To be honest I wasn’t expecting much from this browser. The UCWEB website, at least the English version, is full of typos, not very well organized and the download instructions and online help (a short FAQ) are confusing and vague.
Once I actually installed the browser, I was pleasantly surprised. UCWEB is fast, stable and full of features. It’s a much better browser than TeaShark and represents serious competition for Opera Mini, something I never expected.
UCWEB6 has native versions for all three editions of Symbian S60, for Windows Mobile Standard and Professional 2003 and later and also two Java ME MIDP 2.0 versions; a standard 208 KB version and a 128 KB “lite” one for Nokia S40s and other phones with a low allowable jar file size. I tested the S60 3rd Edition native version on a N95-3 and the full Java version on both the N95 and a Motorola Z8
UCWEB, TeaShark and Opera Mini are all proxy based browsers. All traffic to and from the Web passes through a proxy server that parses and renders the page before compressing it for display by the thin client browser. Proxy based browsers have both advantages and disadvantages compared with direct browsers like Netfont, Opera Mobile and the embedded mobile browsers of most phones.
The biggest advantage of a proxy based approach is that the resource intensive work of rendering and reformatting pages and resizing images is done with the server’s fast CPU. Large complex pages that would overwhelm the capabilities of most phones can be efficiently handled. Types of content impossible to display on most phones; JavaScript, large format videos, Flash and PDF files, can be converted by the proxy into something the phone client can display. Because the transmitted file is compressed, data traffic (and cost to the user) is reduced significantly and pages load faster, especially on non-3G networks.
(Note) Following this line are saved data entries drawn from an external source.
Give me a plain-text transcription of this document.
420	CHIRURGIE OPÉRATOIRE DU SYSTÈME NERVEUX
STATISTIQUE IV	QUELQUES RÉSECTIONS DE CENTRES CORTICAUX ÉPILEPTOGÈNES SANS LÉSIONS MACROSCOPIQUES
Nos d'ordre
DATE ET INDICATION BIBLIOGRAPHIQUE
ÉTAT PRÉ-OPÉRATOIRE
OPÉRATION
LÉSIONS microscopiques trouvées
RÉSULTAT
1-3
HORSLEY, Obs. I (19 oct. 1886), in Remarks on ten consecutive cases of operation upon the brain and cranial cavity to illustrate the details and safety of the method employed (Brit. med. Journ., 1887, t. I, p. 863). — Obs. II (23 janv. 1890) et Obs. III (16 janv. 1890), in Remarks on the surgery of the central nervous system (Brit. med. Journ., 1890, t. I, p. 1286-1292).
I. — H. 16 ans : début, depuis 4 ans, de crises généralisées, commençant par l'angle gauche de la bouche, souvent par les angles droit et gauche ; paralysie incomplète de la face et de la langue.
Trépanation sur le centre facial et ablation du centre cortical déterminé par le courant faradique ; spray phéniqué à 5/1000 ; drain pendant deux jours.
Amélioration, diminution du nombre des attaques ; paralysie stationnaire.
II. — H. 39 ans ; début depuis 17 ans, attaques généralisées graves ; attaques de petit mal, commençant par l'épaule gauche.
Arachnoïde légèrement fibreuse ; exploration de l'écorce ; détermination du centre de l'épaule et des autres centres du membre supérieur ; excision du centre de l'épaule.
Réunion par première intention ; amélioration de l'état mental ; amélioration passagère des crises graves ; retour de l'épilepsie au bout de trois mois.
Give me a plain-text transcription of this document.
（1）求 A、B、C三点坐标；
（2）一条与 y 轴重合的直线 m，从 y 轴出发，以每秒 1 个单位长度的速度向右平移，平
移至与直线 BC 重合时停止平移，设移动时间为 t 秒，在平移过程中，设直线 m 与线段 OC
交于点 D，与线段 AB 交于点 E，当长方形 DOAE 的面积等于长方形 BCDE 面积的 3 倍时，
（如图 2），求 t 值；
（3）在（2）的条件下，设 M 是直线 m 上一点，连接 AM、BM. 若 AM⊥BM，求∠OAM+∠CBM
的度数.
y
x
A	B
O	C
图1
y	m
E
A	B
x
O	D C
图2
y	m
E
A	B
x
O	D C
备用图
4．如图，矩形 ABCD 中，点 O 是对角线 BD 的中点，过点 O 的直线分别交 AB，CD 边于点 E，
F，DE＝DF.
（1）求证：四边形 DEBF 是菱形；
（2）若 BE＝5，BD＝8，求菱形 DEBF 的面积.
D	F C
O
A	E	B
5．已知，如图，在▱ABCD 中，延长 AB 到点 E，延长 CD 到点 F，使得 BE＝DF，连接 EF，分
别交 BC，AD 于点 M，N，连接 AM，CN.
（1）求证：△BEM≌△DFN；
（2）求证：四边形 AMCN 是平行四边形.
The main disadvantage of the proxy based approach is that it’s a potential security risk; all traffic passes through the proxy where an unscrupulous employee or hacker might be able to read it and harvest passwords, credit card numbers, etc. The risk is slight but real and I advise against using any proxy based browser to access sites that expose your financial information.
As I did in the Teashark vs Opera Mini comparison, I’m going to compare the three browsers in seven areas, features, performance, rendering accuracy, usability, compatibility with a variety of sites, compatibility with various phones and security.
Features
Like Teashark, UCWEB has tabbed browsing. TeaShark is limited to just two tabs, but UCWEB allows up to 10. You can open any link on the current page in a new window, and switch instantly between windows with the ‘3’ key. You can also open an empty window and then launch a new url or bookmark in it.
The S60 Version of UCWEB has two view modes. “Zoom Mode” is like TeaShark’s only mode or Opera mini’s “Desktop Mode”, it displays a tiny map of the full web page as it would appear in a PC prowser and allows you to zoom in on any area. UCWEB’s other mode is called “Adaptive Mode” and is the equivalent of Opera Mini’s fit-to-width “Mobile View” – pages are reformatted to a single column and neither zooming or horizontal scrolling is required. The Java editions of UCWEB have only Adaptive Mode, there is no Zoom Mode.
The S60 3rd native edition can save the current page for later retrieval and offline browsing. Pages can be saved as a plain text file or in a proprietary UHTML format which preserves formatting. The Java versions don’t have the save page option.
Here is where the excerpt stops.